I have a huge file (does not fit into memory) which is tab separated with two columns (key
and value
), and pre-sorted on the key
column. I need to call a function on all values for a key and write out the result. For simplicity, one can assume that the values are numbers and the function is addition.
So, given an input:
A 1
A 2
B 1
B 3
The output would be:
A 3
B 4
For this question, I'm not so much interested in reading/writing the file, but more in the list comprehension side. It is important though that the whole content (input as well as output) doesn't fit into memory. I'm new to Scala, and coming from Java I'm interested what would be the functional/Scala way to do that.
Update:
Based on AmigoNico's comment, I came up with the below constant memory solution. Any comments / improvements are appreciated!

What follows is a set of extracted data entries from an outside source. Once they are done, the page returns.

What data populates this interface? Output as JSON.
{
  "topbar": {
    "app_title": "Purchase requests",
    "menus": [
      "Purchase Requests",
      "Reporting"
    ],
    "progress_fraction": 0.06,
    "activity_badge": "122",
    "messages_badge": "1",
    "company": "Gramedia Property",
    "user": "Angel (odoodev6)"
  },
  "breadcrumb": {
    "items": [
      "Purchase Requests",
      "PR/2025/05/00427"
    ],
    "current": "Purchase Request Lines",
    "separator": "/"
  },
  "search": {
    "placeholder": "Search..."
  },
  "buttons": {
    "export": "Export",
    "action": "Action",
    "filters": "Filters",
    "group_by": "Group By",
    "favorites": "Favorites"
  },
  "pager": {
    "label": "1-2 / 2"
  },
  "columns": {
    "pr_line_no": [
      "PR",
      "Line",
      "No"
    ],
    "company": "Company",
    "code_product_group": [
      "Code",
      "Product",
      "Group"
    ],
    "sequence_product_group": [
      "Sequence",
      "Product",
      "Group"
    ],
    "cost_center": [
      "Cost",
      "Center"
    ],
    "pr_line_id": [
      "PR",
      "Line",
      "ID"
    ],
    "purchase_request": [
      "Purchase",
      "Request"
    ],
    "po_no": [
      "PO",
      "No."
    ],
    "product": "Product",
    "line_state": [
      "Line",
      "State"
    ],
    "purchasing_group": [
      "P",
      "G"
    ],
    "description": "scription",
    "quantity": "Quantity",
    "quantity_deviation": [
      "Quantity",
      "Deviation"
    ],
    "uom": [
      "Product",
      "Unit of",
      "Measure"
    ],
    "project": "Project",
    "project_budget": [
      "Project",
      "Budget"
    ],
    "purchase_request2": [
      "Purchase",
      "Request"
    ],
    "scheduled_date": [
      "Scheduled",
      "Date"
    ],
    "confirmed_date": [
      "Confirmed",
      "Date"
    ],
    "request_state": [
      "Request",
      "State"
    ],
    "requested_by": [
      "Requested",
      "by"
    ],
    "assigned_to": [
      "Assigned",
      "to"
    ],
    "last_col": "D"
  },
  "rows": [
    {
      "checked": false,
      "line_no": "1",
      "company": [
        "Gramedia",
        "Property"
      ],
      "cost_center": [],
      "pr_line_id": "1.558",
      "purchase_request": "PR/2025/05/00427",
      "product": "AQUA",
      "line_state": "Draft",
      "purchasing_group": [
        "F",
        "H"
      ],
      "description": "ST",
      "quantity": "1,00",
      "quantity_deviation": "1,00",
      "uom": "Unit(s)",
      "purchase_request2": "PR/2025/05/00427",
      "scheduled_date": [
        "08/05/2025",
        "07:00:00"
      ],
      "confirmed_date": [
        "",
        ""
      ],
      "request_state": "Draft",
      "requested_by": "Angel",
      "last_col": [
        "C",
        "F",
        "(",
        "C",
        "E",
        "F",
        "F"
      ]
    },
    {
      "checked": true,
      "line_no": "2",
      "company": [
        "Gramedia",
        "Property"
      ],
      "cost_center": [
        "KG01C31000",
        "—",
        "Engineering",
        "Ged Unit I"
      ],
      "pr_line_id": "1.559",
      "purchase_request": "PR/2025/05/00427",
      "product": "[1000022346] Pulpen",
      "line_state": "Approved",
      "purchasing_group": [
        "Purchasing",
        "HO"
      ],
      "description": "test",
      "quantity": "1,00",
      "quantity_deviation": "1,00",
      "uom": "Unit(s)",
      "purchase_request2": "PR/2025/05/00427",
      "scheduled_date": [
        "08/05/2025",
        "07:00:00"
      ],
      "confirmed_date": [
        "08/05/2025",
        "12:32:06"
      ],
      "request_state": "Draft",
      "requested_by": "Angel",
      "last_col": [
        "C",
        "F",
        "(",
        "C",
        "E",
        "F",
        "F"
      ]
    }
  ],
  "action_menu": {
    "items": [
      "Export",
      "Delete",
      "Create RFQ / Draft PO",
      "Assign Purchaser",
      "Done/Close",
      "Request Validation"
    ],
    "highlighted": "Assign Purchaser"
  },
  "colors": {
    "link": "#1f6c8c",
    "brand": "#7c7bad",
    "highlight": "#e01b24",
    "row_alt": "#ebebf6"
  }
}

val writeAggr = (kv : (String, Int)) => {println(kv._1 + " " + kv._2)}
writeAggr(
( ("", 0) /: scala.io.Source.fromFile("/tmp/xx").getLines ) { (keyAggr, line) =>
val Array(k,v) = line split ' '
if (keyAggr._1.equals(k)) {
(k, keyAggr._2 + v.toInt)
} else {
if (!keyAggr._1.equals("")) {
writeAggr(keyAggr)
}
(k, v.toInt)
}
}
)